Il derby di Natale è dell’Inter, come nel 2007. Rispetto a sei anni fa, lo spettacolo è stato modesto, ma il risultato, in una sfida così, conta più di tutto. A decidere la partita, che sembrava destinata a finire 0-0, è stato Rodrigo Palacio, decimo gol e giocata da dieci con un colpo di tacco sul cross di Guarin e sotto la curva Nord, che ha punito il Milan al di là dei propri demeriti e che ora si trova lontano da tutto, a 17 punti dal terzo posto e nella parte destra della classifica. La squadra di Allegri ha giocato per lunghi squarci di partita meglio dell’Inter, ma non è riuscita ad essere compatta fino in fondo, ha pagato i pochi cambi a disposizione e dopo 70’ si è consegnata all’avversario, con un’inversione di tendenza inattesa, rispetto alla ruggente ripresa vista contro la Roma. Mazzarri, dopo tre pareggi (Bologna, Samp e Parma) e una sconfitta (Napoli), ha ritrovato l’Inter che cercava, quella che ha regalato a Thohir il primo successo in campionato, non una squadra straordinaria, semmai il contrario, perché i limiti della rosa sono evidenti, però l’ha impostata nel miglior modo possibile: ha accettato di soffrire per un’ora, non ha perso la testa per un rigore negato, è stata attenta nella prima parte di ripresa e poi, trascinata dalla spinta sulla corsia di sinistra da Nagatomo e migliorata nel gioco con l’inserimento di Kovacic e Kuzmanovic, ha ottenuto il massimo risultato dallo sprint finale.
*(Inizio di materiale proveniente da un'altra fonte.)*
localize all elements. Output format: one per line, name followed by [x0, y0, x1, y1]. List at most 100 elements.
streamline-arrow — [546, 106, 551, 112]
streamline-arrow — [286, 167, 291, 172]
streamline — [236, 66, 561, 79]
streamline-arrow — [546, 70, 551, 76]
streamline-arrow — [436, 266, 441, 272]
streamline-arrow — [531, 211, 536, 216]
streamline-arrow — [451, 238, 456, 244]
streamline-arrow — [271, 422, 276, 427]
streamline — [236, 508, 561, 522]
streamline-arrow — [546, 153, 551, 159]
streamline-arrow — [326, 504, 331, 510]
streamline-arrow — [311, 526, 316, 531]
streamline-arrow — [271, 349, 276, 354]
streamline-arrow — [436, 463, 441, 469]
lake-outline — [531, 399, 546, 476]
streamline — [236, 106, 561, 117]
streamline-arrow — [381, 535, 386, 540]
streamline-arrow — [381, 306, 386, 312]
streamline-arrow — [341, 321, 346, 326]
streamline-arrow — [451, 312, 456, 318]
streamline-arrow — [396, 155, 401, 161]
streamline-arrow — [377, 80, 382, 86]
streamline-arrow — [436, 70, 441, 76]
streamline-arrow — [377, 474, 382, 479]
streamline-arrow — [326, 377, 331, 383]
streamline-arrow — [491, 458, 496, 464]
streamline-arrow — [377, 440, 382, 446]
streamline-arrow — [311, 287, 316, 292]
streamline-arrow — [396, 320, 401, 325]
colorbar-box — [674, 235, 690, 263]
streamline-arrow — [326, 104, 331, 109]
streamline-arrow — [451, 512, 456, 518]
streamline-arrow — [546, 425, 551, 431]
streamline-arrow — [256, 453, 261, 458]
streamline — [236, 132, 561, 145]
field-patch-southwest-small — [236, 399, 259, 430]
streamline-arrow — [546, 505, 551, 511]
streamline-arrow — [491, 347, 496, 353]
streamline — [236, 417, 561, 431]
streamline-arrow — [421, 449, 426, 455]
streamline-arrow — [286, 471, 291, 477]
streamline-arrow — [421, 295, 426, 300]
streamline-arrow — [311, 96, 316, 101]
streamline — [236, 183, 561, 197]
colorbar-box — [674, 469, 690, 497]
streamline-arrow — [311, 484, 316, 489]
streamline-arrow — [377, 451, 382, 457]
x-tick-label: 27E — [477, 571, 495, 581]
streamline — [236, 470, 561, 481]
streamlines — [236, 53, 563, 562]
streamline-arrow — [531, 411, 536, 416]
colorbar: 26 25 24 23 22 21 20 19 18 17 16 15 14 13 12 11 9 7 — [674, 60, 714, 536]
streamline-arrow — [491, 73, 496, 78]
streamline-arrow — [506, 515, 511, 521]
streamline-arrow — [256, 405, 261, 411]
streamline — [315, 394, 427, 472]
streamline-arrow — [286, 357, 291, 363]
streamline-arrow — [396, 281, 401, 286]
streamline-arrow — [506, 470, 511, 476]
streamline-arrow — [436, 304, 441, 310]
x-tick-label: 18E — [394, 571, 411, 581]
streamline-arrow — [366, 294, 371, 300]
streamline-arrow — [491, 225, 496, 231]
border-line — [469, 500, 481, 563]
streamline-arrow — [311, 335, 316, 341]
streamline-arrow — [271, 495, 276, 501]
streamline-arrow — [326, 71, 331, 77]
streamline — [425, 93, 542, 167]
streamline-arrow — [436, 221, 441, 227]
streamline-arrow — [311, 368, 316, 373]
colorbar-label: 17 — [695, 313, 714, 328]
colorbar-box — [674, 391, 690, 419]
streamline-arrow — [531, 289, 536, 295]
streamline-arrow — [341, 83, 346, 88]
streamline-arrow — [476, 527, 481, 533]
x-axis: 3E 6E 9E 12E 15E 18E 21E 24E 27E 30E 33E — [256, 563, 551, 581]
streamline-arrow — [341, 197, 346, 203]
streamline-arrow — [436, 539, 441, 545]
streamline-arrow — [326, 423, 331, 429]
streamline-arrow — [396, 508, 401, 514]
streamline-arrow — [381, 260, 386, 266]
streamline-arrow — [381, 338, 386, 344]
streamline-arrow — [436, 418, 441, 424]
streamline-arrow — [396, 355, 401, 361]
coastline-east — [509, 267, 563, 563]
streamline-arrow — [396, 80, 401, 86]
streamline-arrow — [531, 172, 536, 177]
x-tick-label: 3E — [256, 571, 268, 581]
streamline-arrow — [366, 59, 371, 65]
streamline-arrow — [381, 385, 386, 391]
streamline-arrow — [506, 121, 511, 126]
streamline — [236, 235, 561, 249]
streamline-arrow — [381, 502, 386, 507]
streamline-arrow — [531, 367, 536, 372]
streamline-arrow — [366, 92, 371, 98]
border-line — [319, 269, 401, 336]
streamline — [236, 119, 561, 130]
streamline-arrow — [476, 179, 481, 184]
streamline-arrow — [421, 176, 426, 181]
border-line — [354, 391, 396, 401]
Il Milan ha dominato a lungo un primo tempo nervoso e povero di bel calcio, mettendo in campo una qualità superiore all’avversario: difesa alta, migliore occupazione degli spazi, buona circolazione della palla, condizione atletica soddisfacente, giocate più efficaci negli ultimi venti metri. È così che Saponara ha mandato in porta Balotelli, aprendogli il campo (salvataggio di Juan Jesus); Kakà ha costretto Handanovic ad un intervento a terra avventuroso; Poli, sull’uscita sbagliata del portiere interista, si è trovato con la porta spalancata, ma ha calciato altissimo. L’Inter ha difeso basso, ha perso molti palloni in mezzo al campo, sulla feroce pressione dell’avversaro, ha fatto fatica ad uscire con la palla, ha subito le giocate rossonere, ha cercato di organizzare un pressing individuale, risultato inefficace, ha fatto fatica a mettere in sequenza tre passaggi di fila e si è affidata alla speranza di restare a galla (colpo di testa alto di Nagatomo) e ha ripreso in mano la partita negli ultimi dieci minuti, quando Zapata ha steso in area Palacio: sarebbe stato rigore (palla solo sfiorata, intervento sulla gamba di appoggio), ma Mazzoleni ha confermato la tendenza di questi mesi e ha sorvolato, infiammando la partita, con scontri anche violenti, mal governati dall’arbitro.